Buat peserta, istilah resminya memang terdengar birokratis. Tapi inti manfaatnya gampang dipahami: JKN tetap menjadi perlindungan dasar, sementara asuransi kesehatan tambahan bisa membantu membayar manfaat yang berada di luar hak dasar JKN, termasuk selisih biaya sesuai polis dan kerja sama yang berlaku.
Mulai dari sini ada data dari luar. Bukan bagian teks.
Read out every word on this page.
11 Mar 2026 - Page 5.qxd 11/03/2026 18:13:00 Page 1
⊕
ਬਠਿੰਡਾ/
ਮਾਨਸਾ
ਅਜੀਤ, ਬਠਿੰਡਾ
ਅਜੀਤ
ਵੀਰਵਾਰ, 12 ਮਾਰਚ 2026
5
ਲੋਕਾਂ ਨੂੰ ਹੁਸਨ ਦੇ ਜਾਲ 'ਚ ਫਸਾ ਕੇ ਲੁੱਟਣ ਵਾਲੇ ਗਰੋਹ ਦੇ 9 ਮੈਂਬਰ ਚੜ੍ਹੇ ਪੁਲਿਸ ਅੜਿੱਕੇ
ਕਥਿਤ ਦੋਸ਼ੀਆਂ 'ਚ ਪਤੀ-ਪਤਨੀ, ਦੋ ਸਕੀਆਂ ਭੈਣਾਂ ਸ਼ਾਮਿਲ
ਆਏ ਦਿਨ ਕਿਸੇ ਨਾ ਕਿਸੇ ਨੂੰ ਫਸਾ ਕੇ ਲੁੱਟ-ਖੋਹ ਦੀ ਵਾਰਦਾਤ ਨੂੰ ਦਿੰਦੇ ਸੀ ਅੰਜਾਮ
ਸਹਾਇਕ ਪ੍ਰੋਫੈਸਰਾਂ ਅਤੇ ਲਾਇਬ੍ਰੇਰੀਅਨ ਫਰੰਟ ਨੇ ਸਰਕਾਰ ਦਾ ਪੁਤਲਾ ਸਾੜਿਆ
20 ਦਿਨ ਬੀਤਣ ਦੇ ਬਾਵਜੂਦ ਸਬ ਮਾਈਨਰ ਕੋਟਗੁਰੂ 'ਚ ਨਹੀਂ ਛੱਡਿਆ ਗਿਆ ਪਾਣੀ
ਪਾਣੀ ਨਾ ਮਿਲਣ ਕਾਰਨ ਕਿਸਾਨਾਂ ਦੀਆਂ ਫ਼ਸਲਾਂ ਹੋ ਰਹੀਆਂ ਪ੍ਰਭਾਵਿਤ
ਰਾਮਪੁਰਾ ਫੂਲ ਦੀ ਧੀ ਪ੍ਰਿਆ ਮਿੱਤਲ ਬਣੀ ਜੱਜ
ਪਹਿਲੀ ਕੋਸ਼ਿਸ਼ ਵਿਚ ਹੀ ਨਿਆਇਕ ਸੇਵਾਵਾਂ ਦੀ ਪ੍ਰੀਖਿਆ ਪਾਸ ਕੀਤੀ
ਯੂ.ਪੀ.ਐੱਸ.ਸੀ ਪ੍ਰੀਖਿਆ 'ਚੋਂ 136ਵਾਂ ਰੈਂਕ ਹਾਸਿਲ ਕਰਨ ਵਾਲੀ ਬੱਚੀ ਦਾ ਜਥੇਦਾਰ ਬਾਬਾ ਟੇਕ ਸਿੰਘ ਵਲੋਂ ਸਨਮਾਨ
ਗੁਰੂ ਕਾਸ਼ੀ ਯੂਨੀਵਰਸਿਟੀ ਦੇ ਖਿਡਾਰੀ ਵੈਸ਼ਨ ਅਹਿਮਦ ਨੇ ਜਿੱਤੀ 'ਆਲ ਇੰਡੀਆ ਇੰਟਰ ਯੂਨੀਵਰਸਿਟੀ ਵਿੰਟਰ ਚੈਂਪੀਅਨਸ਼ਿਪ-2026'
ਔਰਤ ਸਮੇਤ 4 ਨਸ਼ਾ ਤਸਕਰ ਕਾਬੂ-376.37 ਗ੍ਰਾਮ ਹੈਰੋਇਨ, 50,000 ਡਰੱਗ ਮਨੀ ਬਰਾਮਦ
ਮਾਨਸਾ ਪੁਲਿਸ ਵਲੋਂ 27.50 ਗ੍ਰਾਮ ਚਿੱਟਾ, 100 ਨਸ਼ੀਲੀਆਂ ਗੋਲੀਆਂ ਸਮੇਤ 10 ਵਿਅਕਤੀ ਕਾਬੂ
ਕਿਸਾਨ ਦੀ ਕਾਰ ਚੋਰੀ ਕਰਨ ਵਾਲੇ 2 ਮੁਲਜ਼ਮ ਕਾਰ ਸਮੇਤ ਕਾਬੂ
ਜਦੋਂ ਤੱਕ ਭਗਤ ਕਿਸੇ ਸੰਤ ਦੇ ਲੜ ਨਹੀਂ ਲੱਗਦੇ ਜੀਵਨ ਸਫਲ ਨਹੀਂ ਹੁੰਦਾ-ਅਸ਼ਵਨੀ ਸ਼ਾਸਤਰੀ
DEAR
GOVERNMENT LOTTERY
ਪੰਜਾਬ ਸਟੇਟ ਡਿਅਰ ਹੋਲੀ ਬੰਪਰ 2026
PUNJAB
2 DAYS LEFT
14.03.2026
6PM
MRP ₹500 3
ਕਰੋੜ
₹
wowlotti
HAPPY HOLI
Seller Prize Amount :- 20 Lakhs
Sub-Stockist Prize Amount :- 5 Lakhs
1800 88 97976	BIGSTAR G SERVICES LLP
Kalau selama ini pasien harus menebak-nebak “yang dibayar BPJS yang mana, yang ditanggung asuransi yang mana”, KAPJ diarahkan supaya pembagian manfaat itu lebih jelas dan lebih terkoordinasi.
Jadi BPJS dan Asuransi Swasta Bisa Dipakai Bersamaan?
Bisa, tetapi bukan berarti semua polis asuransi otomatis dapat dipadukan dengan BPJS di semua rumah sakit. Ini bagian yang penting.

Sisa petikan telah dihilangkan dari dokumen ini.